Planning For Your Next Year Tax Deductions

Filing your taxes can be a complicated and confusing process. If you are a home owner you may have many different home tax deductions and credits to consider.

Since we recently passed the filing date for 2012 taxes, it may be a good time to plan for next year and get your tax tracking systems in place. Check carefully to make sure that you are not making any of these common homeowner tax mistakes – which could cost you money or get you in trouble with the IRS.

Miscalculating Your Home Office Tax Deduction

If you work from home, you will be able to deduct a percentage of your housing costs for your home office. However, most people don’t know how to calculate this and don’t realize that it also has to be recaptured when you eventually sell your home. You will only want to claim it if it is worth it, so make sure you know exactly what you can write off.

Failing To Keep Track Of Home Expenses

Don’t forget to keep a record of home maintenance, repair expenses and any other relevant documents as you go along.   The money you spend on improving your property can help offset future capital gains tax. Keeping good records will save you a lot of headaches when tax time comes around.

Forgetting To Pay Tax On Capital Gains

If you have sell your primary residence this year, you will need to pay capital gains tax on any profit that you have received. Capital gains are the amount that you gained on the property’s value – so if you bought it for $150,000 and sold it for $300,000, your capital gains are $150,000. You may be able to exclude $250,000 of any profits for taxes, or $500,000 if you are a married couple if this exclusion stays the same as in 2012.

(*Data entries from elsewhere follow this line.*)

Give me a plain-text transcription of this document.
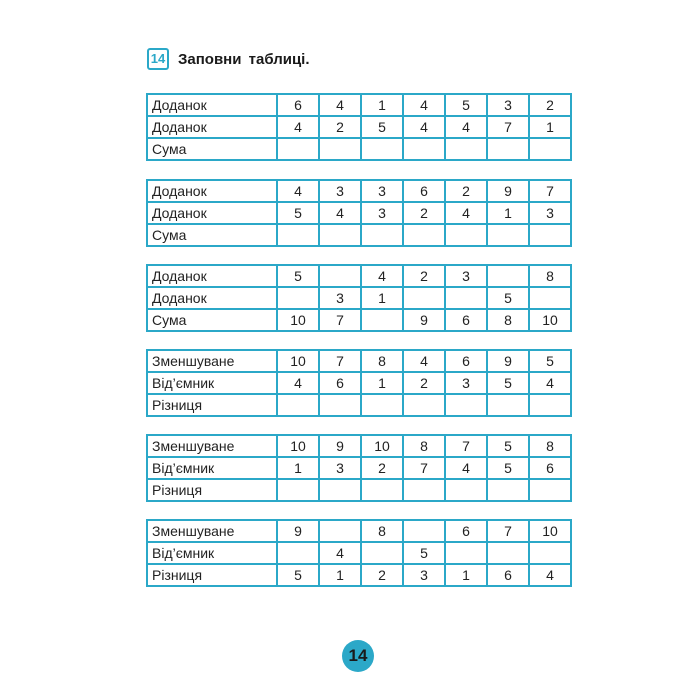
14 Заповни таблиці.
Доданок	6	4	1	4	5	3	2
Доданок	4	2	5	4	4	7	1
Сума							
Доданок	4	3	3	6	2	9	7
Доданок	5	4	3	2	4	1	3
Сума							
Доданок	5		4	2	3		8
Доданок		3	1			5	
Сума	10	7		9	6	8	10
Зменшуване	10	7	8	4	6	9	5
Від’ємник	4	6	1	2	3	5	4
Різниця							
Зменшуване	10	9	10	8	7	5	8
Від’ємник	1	3	2	7	4	5	6
Різниця							
Зменшуване	9		8		6	7	10
Від’ємник		4		5			
Різниця	5	1	2	3	1	6	4
14
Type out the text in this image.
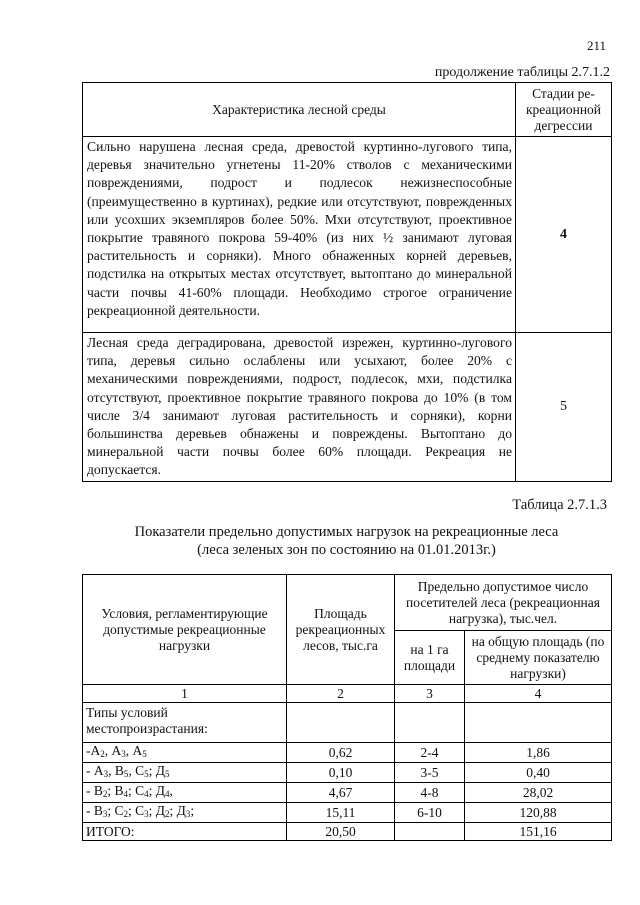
211
продолжение таблицы 2.7.1.2
Характеристика лесной среды	Стадии ре-
креационной
дегрессии
Сильно нарушена лесная среда, древостой куртинно-лугового типа, деревья значительно угнетены 11-20% стволов с механическими повреждениями, подрост и подлесок нежизнеспособные (преимущественно в куртинах), редкие или отсутствуют, поврежденных или усохших экземпляров более 50%. Мхи отсутствуют, проективное покрытие травяного покрова 59-40% (из них ½ занимают луговая растительность и сорняки). Много обнаженных корней деревьев, подстилка на открытых местах отсутствует, вытоптано до минеральной части почвы 41-60% площади. Необходимо строгое ограничение рекреационной деятельности.	4
Лесная среда деградирована, древостой изрежен, куртинно-лугового типа, деревья сильно ослаблены или усыхают, более 20% с механическими повреждениями, подрост, подлесок, мхи, подстилка отсутствуют, проективное покрытие травяного покрова до 10% (в том числе 3/4 занимают луговая растительность и сорняки), корни большинства деревьев обнажены и повреждены. Вытоптано до минеральной части почвы более 60% площади. Рекреация не допускается.	5
Таблица 2.7.1.3
Показатели предельно допустимых нагрузок на рекреационные леса
(леса зеленых зон по состоянию на 01.01.2013г.)
Условия, регламентирующие допустимые рекреационные нагрузки	Площадь рекреационных лесов, тыс.га	Предельно допустимое число посетителей леса (рекреационная нагрузка), тыс.чел.	
		на 1 га площади	на общую площадь (по среднему показателю нагрузки)
1	2	3	4
Типы условий местопроизрастания:			
$-А_2$, $А_3$, $А_5$	0,62	2-4	1,86
- $А_3$, $В_5$, $С_5$; $Д_5$	0,10	3-5	0,40
- $В_2$; $В_4$; $С_4$; $Д_4$,	4,67	4-8	28,02
- $В_3$; $С_2$; $С_3$; $Д_2$; $Д_3$;	15,11	6-10	120,88
ИТОГО:	20,50		151,16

Deducting The Wrong Year For Property Taxes

Remember that you must take the tax deduction for your property taxes in the year that you have actually paid them. No matter what the date is on your property taxes bill, you should enter the amount that you paid in the calendar year. If you confuse this part, you might end up claiming the incorrect amount for the year.

These are just a few of the common mistakes that home owners can make when filing their taxes. Avoiding these mistakes will ensure that you pay the right amount and avoid any hassle from the IRS.  Also, please double-check all of these suggestions with a qualified, licensed tax preparer in the Woodland Park  area.